Blair Under Pressure To Reform Britain's
Voting System
from Union Jack
June 2005
by Ed Johnson
Tony Blair's Labour Party may have won the election, but
the victory came with one of the lowest shares of the popular vote ever, prompting
fresh demands for an overhaul of Britain's electoral system. Even some of the winners of last month's race claim that one of the world's
oldest democracies has failed to live up to its democratic principles. "Having a system where everybody feels their vote counts is critically
important," said John Denham, a senior Labour Legislator. Unlike many European countries, Britain does not have proportional representation,
in which legislative seats are distributed based on the overall vote breakdown.

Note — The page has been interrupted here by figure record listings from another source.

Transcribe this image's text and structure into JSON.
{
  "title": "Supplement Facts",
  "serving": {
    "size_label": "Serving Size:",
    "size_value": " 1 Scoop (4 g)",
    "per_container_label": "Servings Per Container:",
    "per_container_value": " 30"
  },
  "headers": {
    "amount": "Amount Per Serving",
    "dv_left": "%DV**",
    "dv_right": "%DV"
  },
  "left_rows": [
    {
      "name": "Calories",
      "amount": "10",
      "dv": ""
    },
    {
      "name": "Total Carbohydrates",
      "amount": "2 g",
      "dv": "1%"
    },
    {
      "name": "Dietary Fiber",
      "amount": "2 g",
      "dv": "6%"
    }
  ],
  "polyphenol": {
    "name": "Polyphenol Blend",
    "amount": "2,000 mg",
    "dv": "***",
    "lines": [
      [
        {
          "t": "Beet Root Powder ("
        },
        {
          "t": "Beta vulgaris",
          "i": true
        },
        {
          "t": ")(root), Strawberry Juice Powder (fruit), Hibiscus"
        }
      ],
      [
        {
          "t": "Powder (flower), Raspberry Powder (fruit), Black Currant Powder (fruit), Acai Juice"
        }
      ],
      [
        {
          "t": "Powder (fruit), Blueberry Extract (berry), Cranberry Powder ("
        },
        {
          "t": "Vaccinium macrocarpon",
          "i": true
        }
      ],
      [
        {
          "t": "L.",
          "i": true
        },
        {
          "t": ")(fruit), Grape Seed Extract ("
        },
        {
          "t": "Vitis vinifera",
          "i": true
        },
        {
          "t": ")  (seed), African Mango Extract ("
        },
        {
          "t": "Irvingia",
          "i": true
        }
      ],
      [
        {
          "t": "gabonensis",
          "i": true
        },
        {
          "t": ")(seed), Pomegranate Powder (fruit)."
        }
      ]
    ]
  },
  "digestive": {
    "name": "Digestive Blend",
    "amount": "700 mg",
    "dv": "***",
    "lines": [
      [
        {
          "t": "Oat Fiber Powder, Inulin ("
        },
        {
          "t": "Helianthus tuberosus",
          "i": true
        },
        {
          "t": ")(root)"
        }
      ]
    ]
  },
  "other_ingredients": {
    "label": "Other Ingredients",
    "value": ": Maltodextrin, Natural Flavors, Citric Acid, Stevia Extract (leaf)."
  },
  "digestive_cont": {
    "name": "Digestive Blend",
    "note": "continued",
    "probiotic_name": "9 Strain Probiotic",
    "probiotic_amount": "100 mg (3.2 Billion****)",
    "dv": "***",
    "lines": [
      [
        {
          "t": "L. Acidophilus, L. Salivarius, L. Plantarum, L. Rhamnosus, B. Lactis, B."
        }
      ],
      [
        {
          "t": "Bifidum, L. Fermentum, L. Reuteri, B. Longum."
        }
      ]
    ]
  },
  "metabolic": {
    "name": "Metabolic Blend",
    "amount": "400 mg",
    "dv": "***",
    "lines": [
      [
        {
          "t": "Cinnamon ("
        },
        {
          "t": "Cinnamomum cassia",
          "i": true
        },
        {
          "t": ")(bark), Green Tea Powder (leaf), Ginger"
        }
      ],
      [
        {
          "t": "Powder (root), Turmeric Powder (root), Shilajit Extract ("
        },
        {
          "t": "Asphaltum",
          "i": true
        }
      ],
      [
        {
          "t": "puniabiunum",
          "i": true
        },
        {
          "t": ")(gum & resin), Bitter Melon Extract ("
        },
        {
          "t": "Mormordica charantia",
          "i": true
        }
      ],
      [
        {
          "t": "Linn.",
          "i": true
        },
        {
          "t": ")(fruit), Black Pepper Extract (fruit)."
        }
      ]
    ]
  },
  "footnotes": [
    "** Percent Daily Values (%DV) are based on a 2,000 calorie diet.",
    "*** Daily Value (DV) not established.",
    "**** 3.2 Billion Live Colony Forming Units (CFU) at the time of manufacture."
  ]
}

Instead, there is a single-seat system in which each district sends one lawmaker
to parliament, similar to how congressional representatives are elected in the
United States. The British model has seen parties that won the most votes actually lose the
election, as happened in the 2000 US presidential election, when Al Gore won
the popular vote, but lost to George W Bush under the electoral system.
Reform
Campaigners for reform say the system hands a disproportionately
large victory to the winning party while unfairly excluding smaller or fringe
parties. The election saw Blair's Labour Party return to office with 356 seats despite
winning only about 35% of the vote. The Conservatives were only three percentage
points behind yet won only 197 seats. The Liberal Party won just 62 seats on
22 percent of the vote. Under Britain's system, whoever wins the most votes in each district gets the
seat, and the party that gets the most legislators into the 646 seat House of
Commons forms the government. That makes for "wasted" votes in districts where a candidate wins
in a landslide a chronic problem for the [Conservatives] who have pockets
of overwhelming support in rural areas. "The election result was really
a travesty of democracy. For every person who voted Labour, two people voted
for other parties and two people abstained and yet we have a majority government,"
said Nina Temple of the pressure group, Make Votes Count.
Shake-Up
Some 100 Labour Lawmakers back a system shake-up and Blair's
government says it is committed to a review just not anytime soon. The
system is currently skewed in Labour's favor, because the party's votes are
spread more efficiently across the country. "There are only three major democracies in developed countries that still
use 'first past the post:' the United States, Canada, and the United Kingdom,"
said Lord Oakeshott of the Liberal Democrats, Britain's third largest party
which has long campaigned for proportional representation. "We think the
system is broken beyond repair." The fact that candidates in a multi-candidate
race don't need an absolute majority to win a seat also means that some lawmakers
in last week's election won with less than 25% of support in their districts.